墨家書房的燭火搖曳,把獸皮卷上的“姻緣池”三個字映得發亮。
墨星辰指尖壓著地圖邊緣的紅線紋路,抬頭看向南宮婉:“婉婉,我們真的要去?”
南宮婉正低頭擦拭長劍,聽到這話,動作頓了頓。劍身在燭火下泛著冷光,卻沒了之前的疏離——那是他們從輪回鏡回來後,墨淵特意幫她重新淬煉的,說是能抵擋法則之力。
“要去。”她放下劍,走到桌旁,指尖輕輕碰了碰地圖上的金色紋路,“我們不能一直躲著。之前姬千雪提過,世界樹的秘密可能和各個位麵有關,姻緣池說不定藏著線索。”
她頓了頓,抬眼時眼底滿是堅定:“而且,我們也不能再像以前一樣逃避了。輪回鏡的九十九世都熬過來了,就算姻緣池有詐,一起麵對就好。”
墨星辰看著她眼底的光,心裡的猶豫瞬間散了。他伸手攥住她的手,指尖碰到她腕上的桃木指環,溫溫的:“好,一起去。我已經跟爹要了護身法寶,還有之前你說好用的清心符,都裝在錦囊裡了。”
他從懷裡掏出個繡著桃花的錦囊,遞到她麵前:“娘還偷偷塞了桃花糕,說路上餓了吃,她怕外麵的點心不合你胃口。”
南宮婉接過錦囊,指尖捏著柔軟的布料,心裡泛起暖意:“楚姨總是這麼細心。”
她想起昨天楚朝歌拉著她的手,絮絮叨叨叮囑“遇到危險彆硬扛”“記得按時吃點心”,眼眶有點發熱——自從父母去世後,她很久沒感受過這樣的溫暖了。

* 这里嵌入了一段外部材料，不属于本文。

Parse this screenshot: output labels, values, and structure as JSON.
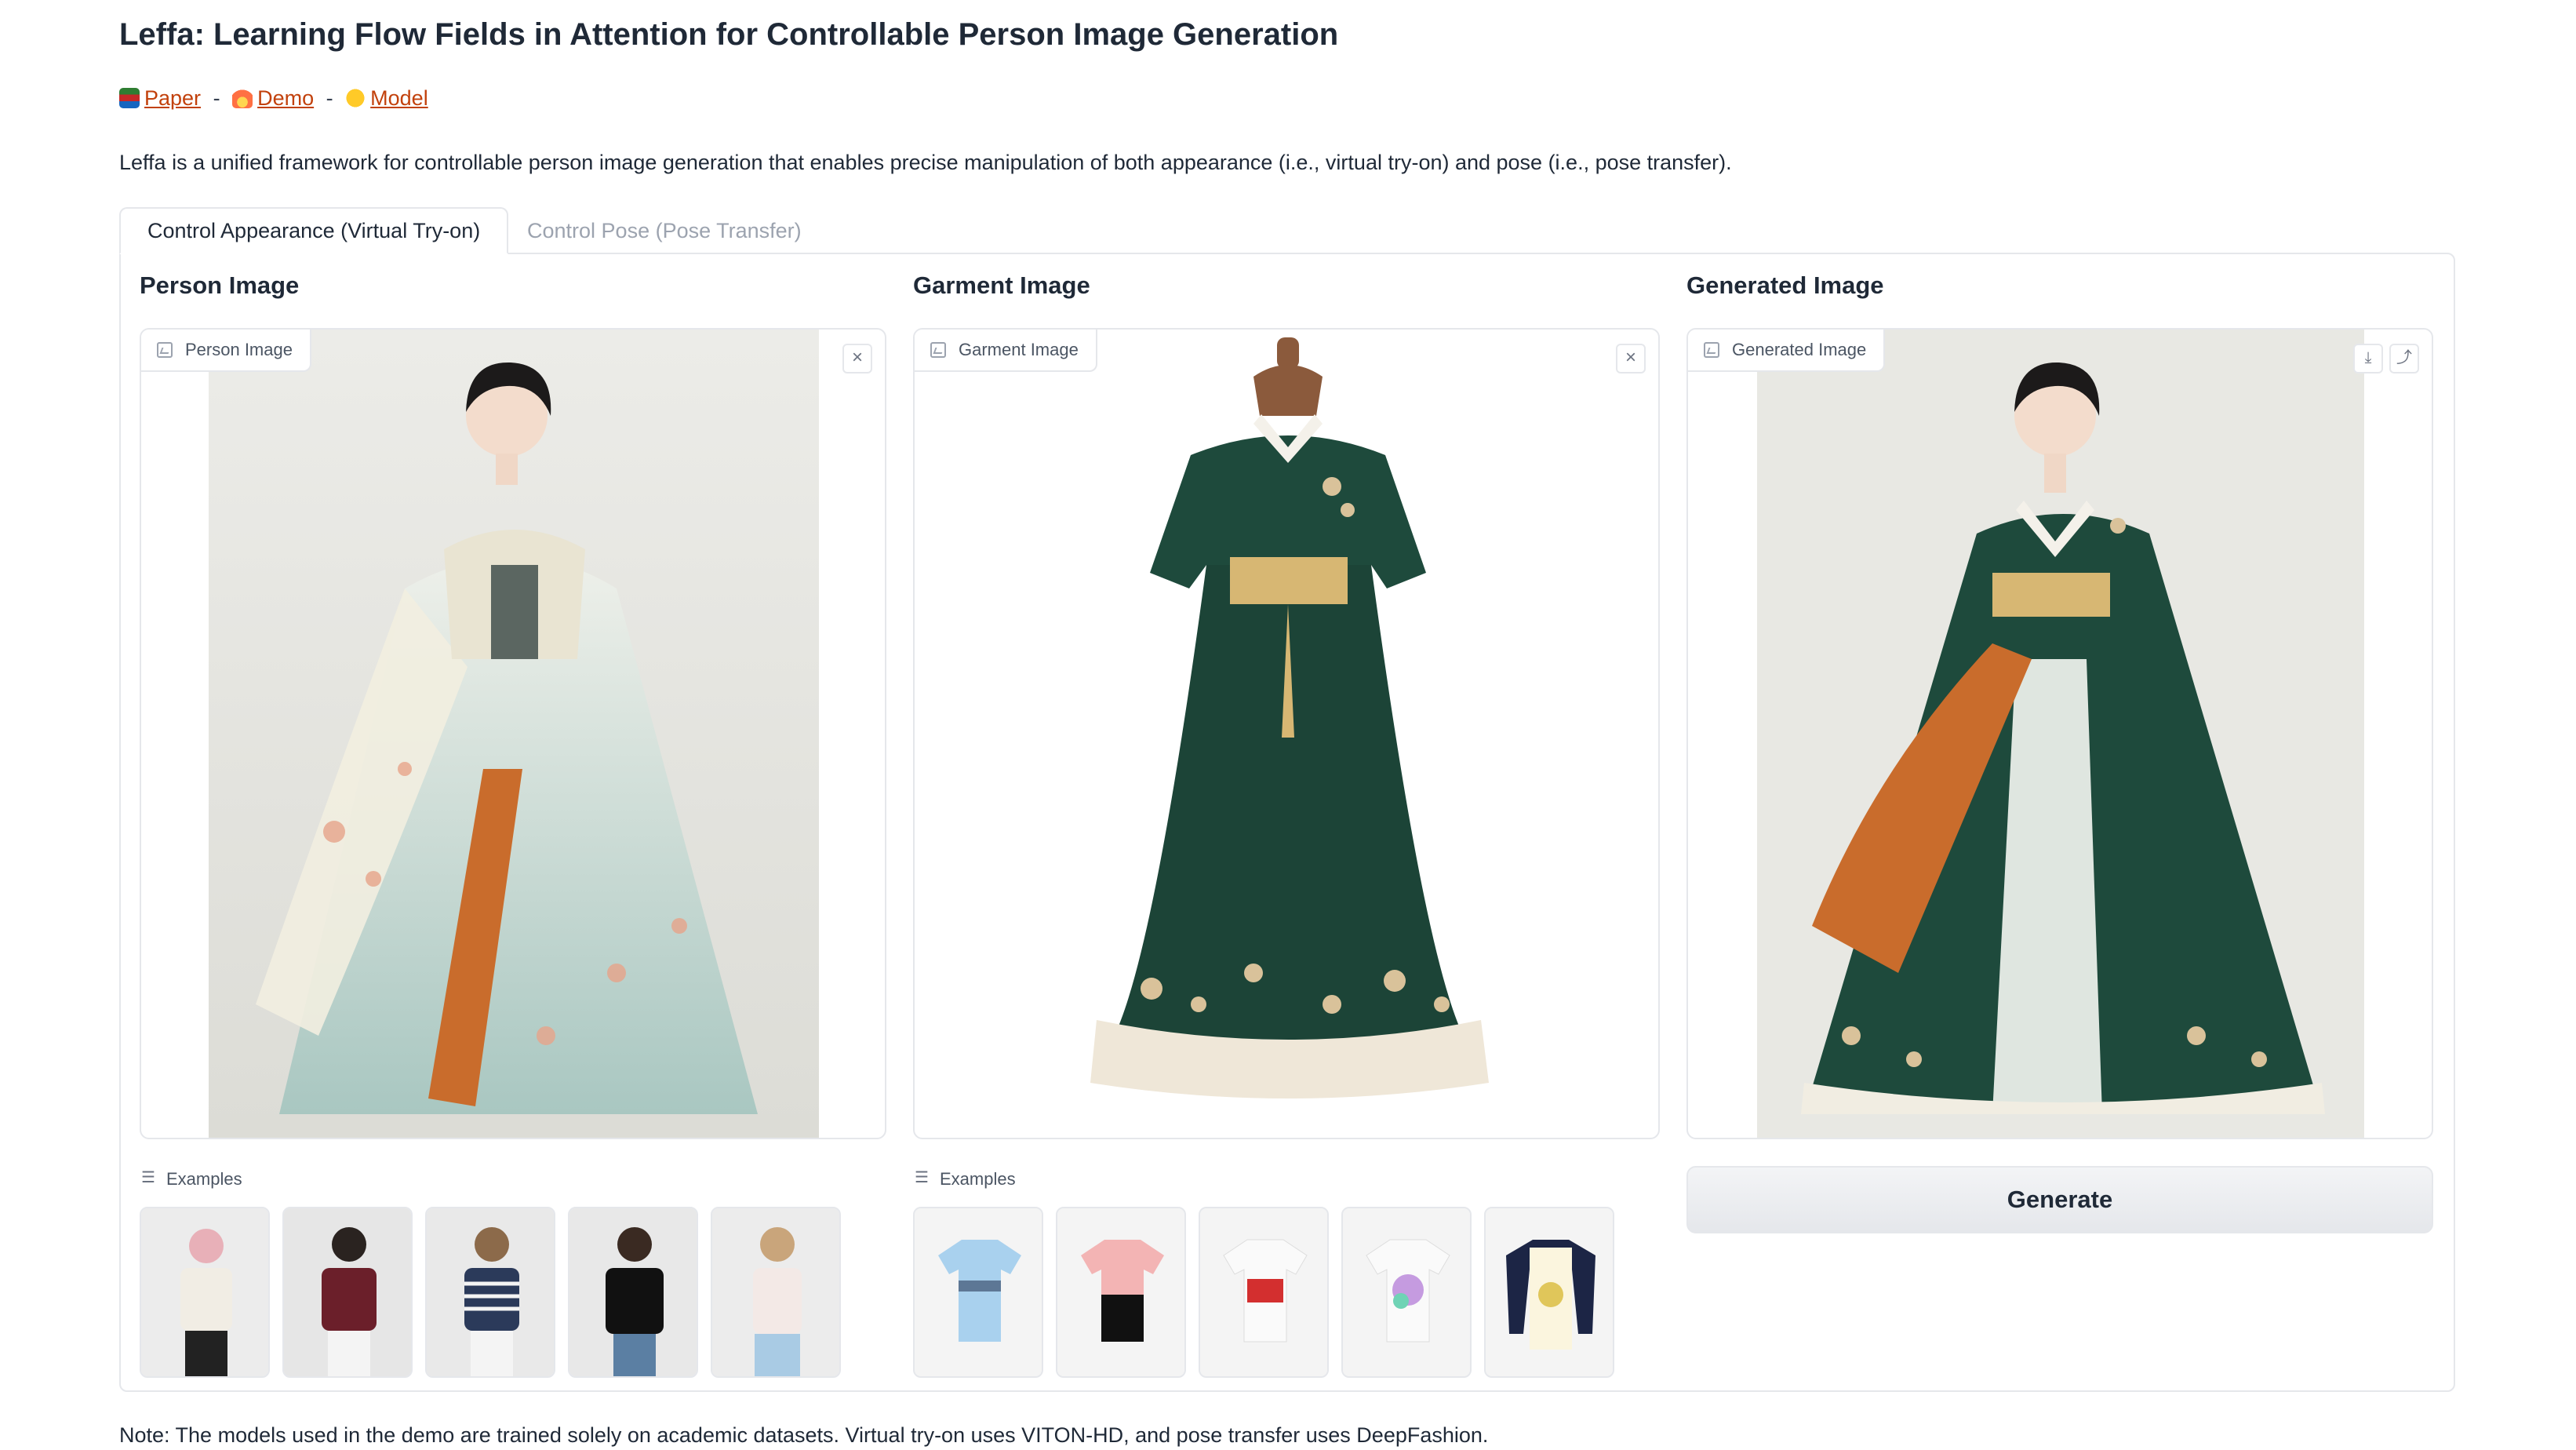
{
  "page": {
    "title": "Leffa: Learning Flow Fields in Attention for Controllable Person Image Generation",
    "links": [
      {
        "label": "Paper",
        "icon": "books-emoji"
      },
      {
        "label": "Demo",
        "icon": "fire-emoji"
      },
      {
        "label": "Model",
        "icon": "hugging-face-emoji"
      }
    ],
    "link_separator": "-",
    "description": "Leffa is a unified framework for controllable person image generation that enables precise manipulation of both appearance (i.e., virtual try-on) and pose (i.e., pose transfer).",
    "note": "Note: The models used in the demo are trained solely on academic datasets. Virtual try-on uses VITON-HD, and pose transfer uses DeepFashion."
  },
  "tabs": [
    {
      "label": "Control Appearance (Virtual Try-on)",
      "selected": true
    },
    {
      "label": "Control Pose (Pose Transfer)",
      "selected": false
    }
  ],
  "columns": {
    "person": {
      "title": "Person Image",
      "image_label": "Person Image",
      "clear_icon": "close-icon"
    },
    "garment": {
      "title": "Garment Image",
      "image_label": "Garment Image",
      "clear_icon": "close-icon"
    },
    "generated": {
      "title": "Generated Image",
      "image_label": "Generated Image",
      "actions": [
        "download-icon",
        "share-icon"
      ]
    }
  },
  "examples": {
    "label": "Examples",
    "person_count": 5,
    "garment_count": 5
  },
  "generate_button": {
    "label": "Generate"
  },
  "colors": {
    "link": "#c2410c",
    "border": "#e5e7eb",
    "muted_text": "#9ca3af",
    "garment_green": "#1e4a3c",
    "sash_gold": "#d7b773"
  }
}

“對了,”墨星辰突然想起什麼,從抽屜裡翻出個小盒子,打開後是兩枚銀色的符篆,“這是爹給的隱身符,要是遇到危險,捏碎就能藏起來。他還說,姻緣池的法則厲害,讓我們彆輕易動用靈力,免得被盯上。”
南宮婉拿起一枚符篆,指尖傳來淡淡的靈力波動:“墨叔叔考慮得真周到。”
“他就是嘴硬心軟。”墨星辰笑了笑,“昨天我跟他說要去姻緣池,他臉拉得老長,說‘不知天高地厚’,結果轉身就給了我這些法寶。”
就在這時,書房門被輕輕推開,楚朝歌端著個托盤走進來,上麵放著兩杯溫茶和一碟桃花酥。
“你們還沒睡啊?”她把托盤放在桌上,笑著說,“我猜你們要商量去姻緣池的事,就煮了點茶過來。”
墨星辰拿起茶杯,喝了一口,暖意順著喉嚨往下滑:“娘,我們決定了,明天一早就出發。”
楚朝歌的動作頓了頓,眼底閃過一絲擔心,卻還是點了點頭:“好,娘不攔你們。隻是路上一定要小心,姬千雪那丫頭的話不能全信,遇到危險就用你爹給的符篆,彆硬撐。”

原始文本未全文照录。